Terp Middelbuurt was een onderdeel van Ens. Alleen de Enserkerk uit 1834 en een ijsloperschuur is behouden gebleven, beide tegenwoordig rijksmonument. In de jaren tachtig zijn huizen geplaatst in Zuiderzeestijl waarin zich het Museum Schokland bevindt. De terp zelf is tegenwoordig een archeologisch rijksmonument.

De Zuidert of Zuiderbuurt

Terp De Zuidert was een onderdeel van Ens. De terp werd bewoond vanaf 1400. In 1775 zijn de huizen door brand verwoest en daarna heropgebouwd. De Zuidert met destijds 14 gezinnen is in 1855 ontruimd, waarna vier jaar later geheel Schokland ontruimd werd. De terp is tegenwoordig een rijksmonument.
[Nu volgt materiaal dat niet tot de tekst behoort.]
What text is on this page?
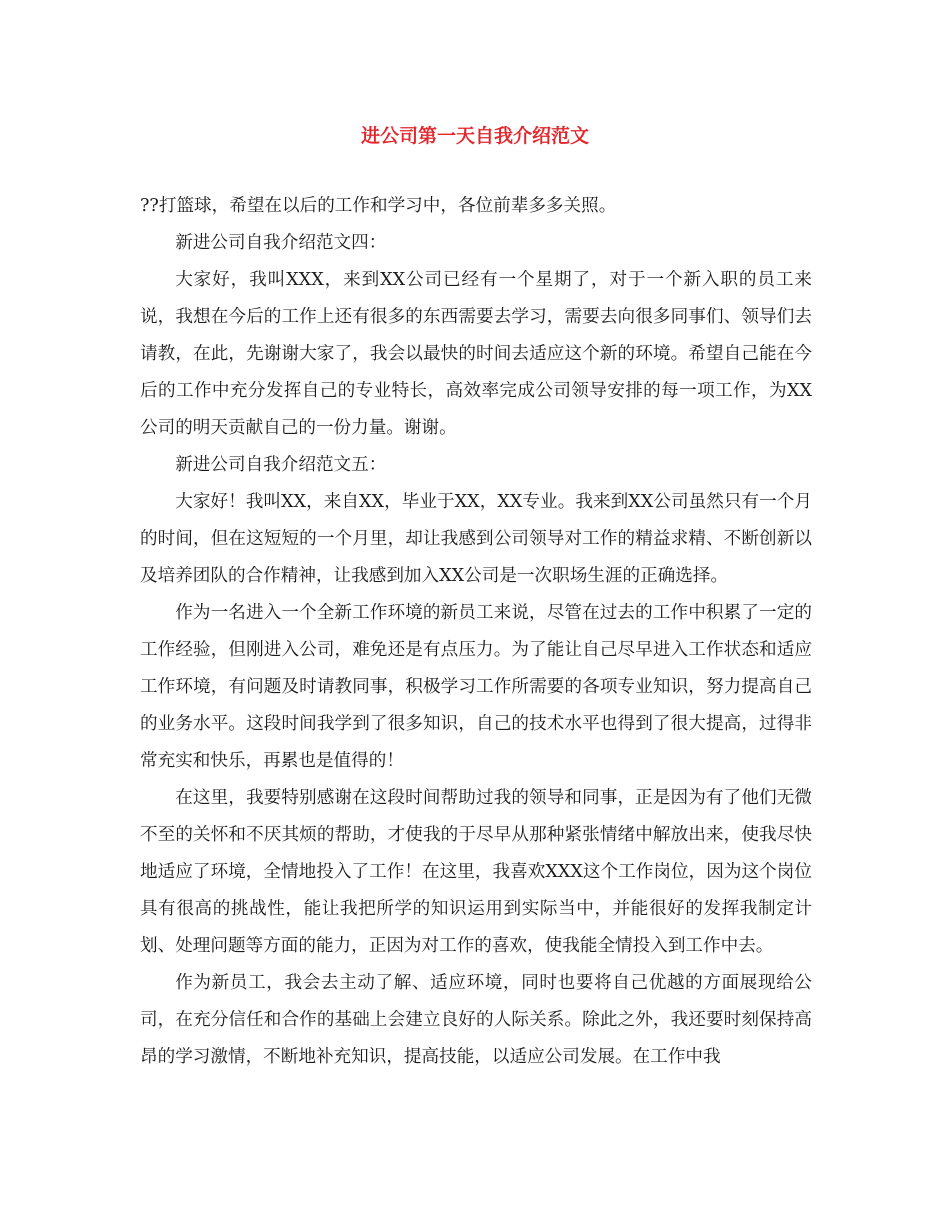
进公司第一天自我介绍范文

??打篮球，希望在以后的工作和学习中，各位前辈多多关照。

新进公司自我介绍范文四：

大家好，我叫XXX，来到XX公司已经有一个星期了，对于一个新入职的员工来说，我想在今后的工作上还有很多的东西需要去学习，需要去向很多同事们、领导们去请教，在此，先谢谢大家了，我会以最快的时间去适应这个新的环境。希望自己能在今后的工作中充分发挥自己的专业特长，高效率完成公司领导安排的每一项工作，为XX公司的明天贡献自己的一份力量。谢谢。

新进公司自我介绍范文五：

大家好！我叫XX，来自XX，毕业于XX，XX专业。我来到XX公司虽然只有一个月的时间，但在这短短的一个月里，却让我感到公司领导对工作的精益求精、不断创新以及培养团队的合作精神，让我感到加入XX公司是一次职场生涯的正确选择。

作为一名进入一个全新工作环境的新员工来说，尽管在过去的工作中积累了一定的工作经验，但刚进入公司，难免还是有点压力。为了能让自己尽早进入工作状态和适应工作环境，有问题及时请教同事，积极学习工作所需要的各项专业知识，努力提高自己的业务水平。这段时间我学到了很多知识，自己的技术水平也得到了很大提高，过得非常充实和快乐，再累也是值得的！

在这里，我要特别感谢在这段时间帮助过我的领导和同事，正是因为有了他们无微不至的关怀和不厌其烦的帮助，才使我的于尽早从那种紧张情绪中解放出来，使我尽快地适应了环境，全情地投入了工作！在这里，我喜欢XXX这个工作岗位，因为这个岗位具有很高的挑战性，能让我把所学的知识运用到实际当中，并能很好的发挥我制定计划、处理问题等方面的能力，正因为对工作的喜欢，使我能全情投入到工作中去。

作为新员工，我会去主动了解、适应环境，同时也要将自己优越的方面展现给公司，在充分信任和合作的基础上会建立良好的人际关系。除此之外，我还要时刻保持高昂的学习激情，不断地补充知识，提高技能，以适应公司发展。在工作中我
Op de terp is een woning en een waterput gereconstrueerd.

"Zicht vanuit De Zuidert" op Middelbuurt door Hermanus Koekoek

Gereconstrueerde waterput

Terp de Zuidert met een woning

Woning op de terp

Terp Zuidpunt

Ensenerkerk

De kerk werd in de 14e eeuw op een terp op de zuidelijke punt van Schokland gebouwd. Het materiaal was afkomstig van een oudere kerk, die nog wat zuidelijker op het eiland heeft gelegen. Door overstromingen was de oude kerk verloren gegaan.

In de loop van de tijd werd de kerk in zeven fasen uitgebreid totdat in de loop van de 16e eeuw de grootste omvang was bereikt.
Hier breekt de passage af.